Here, $\Delta t$ is the time interval for an observer, $\Delta t\text{'}$ is the time interval for the person moving with speed $v$, $c$ is speed of the light and $v$ is the relative velocity between the observer and moving object.

Explanation:

Write the expression time for dilation in relativity.

$\Delta t\text{'}=\frac{\Delta t}{\sqrt{1-\raisebox{1ex}{$v^2$}\!\left/ \!\raisebox{-1ex}{$c^2$}\right.}}$

Rearrange this for $\Delta t$.

$\Delta t=\Delta t\text{'}\left(\sqrt{1-\raisebox{1ex}{$v^2$}\!\left/ \!\raisebox{-1ex}{$c^2$}\right.}\right)$

Substitute $1.8\times {10}^8\text{m/s}$ for $v$, $168\text{h}$ for $\Delta t\text{'}$ and $3\times {10}^8\text{m/s}$ for $c$.

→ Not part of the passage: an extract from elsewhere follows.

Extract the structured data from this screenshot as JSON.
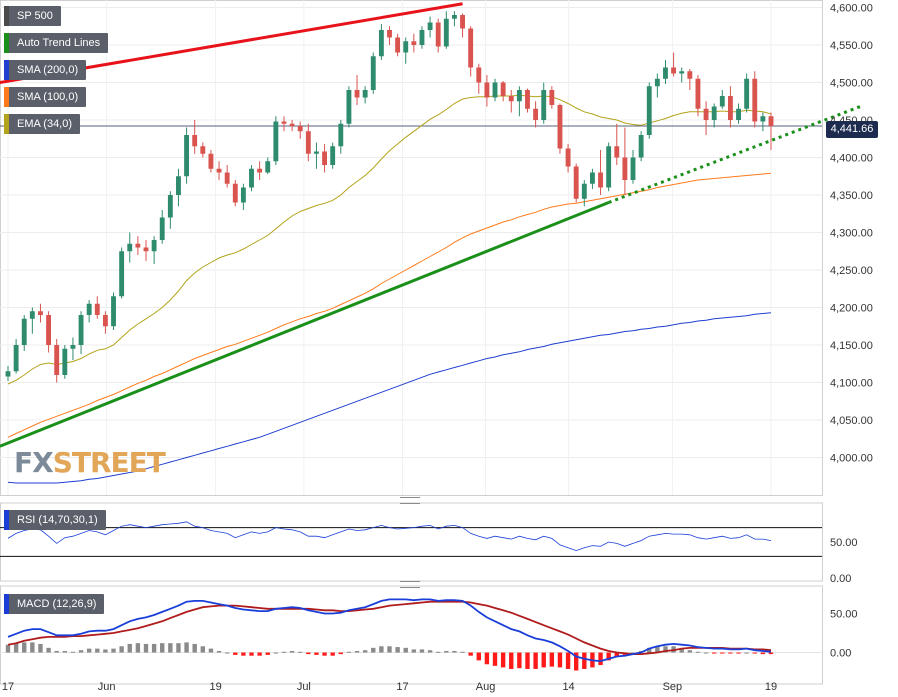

$\begin{array}{c}\Delta t=\left(168\text{h}\times \frac{3600\text{s}}{\text{h}}\right)\left(\sqrt{1-\raisebox{1ex}{${\left(1.8\times {10}^8\text{m/s}\right)}^2$}\!\left/ \!\raisebox{-1ex}{${\left(3\times {10}^8\text{m/s}\right)}^2$}\right.}\right)\\ =483840\text{s}\times \frac{\text{1}\text{h}}{3600\text{s}}\\ =134\text{h}\end{array}$

Conclusion:

Therefore, the fluctuation lasted for $\Delta t=134\text{h}$.

(c)

To determine

The maximum size $(\text{in au})$ of the region of the blazar that emits energy.

Answer to Problem 26Q

Solution:

The maximum size of the region of the blazar that emits energy is $\text{2}\text{.06}\times {\text{10}}^2\text{au}$.

Explanation of Solution

Introduction:

Blazars are an example of AGN. All the AGNs are powered by the material which falls into the black hole at the center of a host galaxy. This black hole generates a large amount of energy from the gas and dust.

Explanation:

Blazars emits energy from the surface. This surface is small with respect to the quasar. This is, approximately, ${10}^{-3}\text{parsecs}$, and $1\text{parsec}=\text{2}\text{.06}\times {\text{10}}^5\text{au}$. So, the maximum size of the region of the blazar that emits energy is found out as follows:

$\begin{array}{l}{10}^{-3}\text{parsecs=}\left(\text{2}\text{.06}\times {\text{10}}^5\text{au}\right){10}^{-3}\\ =\text{2}\text{.06}\times {\text{10}}^2\text{au}\end{array}$

Conclusion:

Therefore, the maximum size of the region of the blazar that emits energy is $\text{2}\text{.06}\times {\text{10}}^2\text{au}$.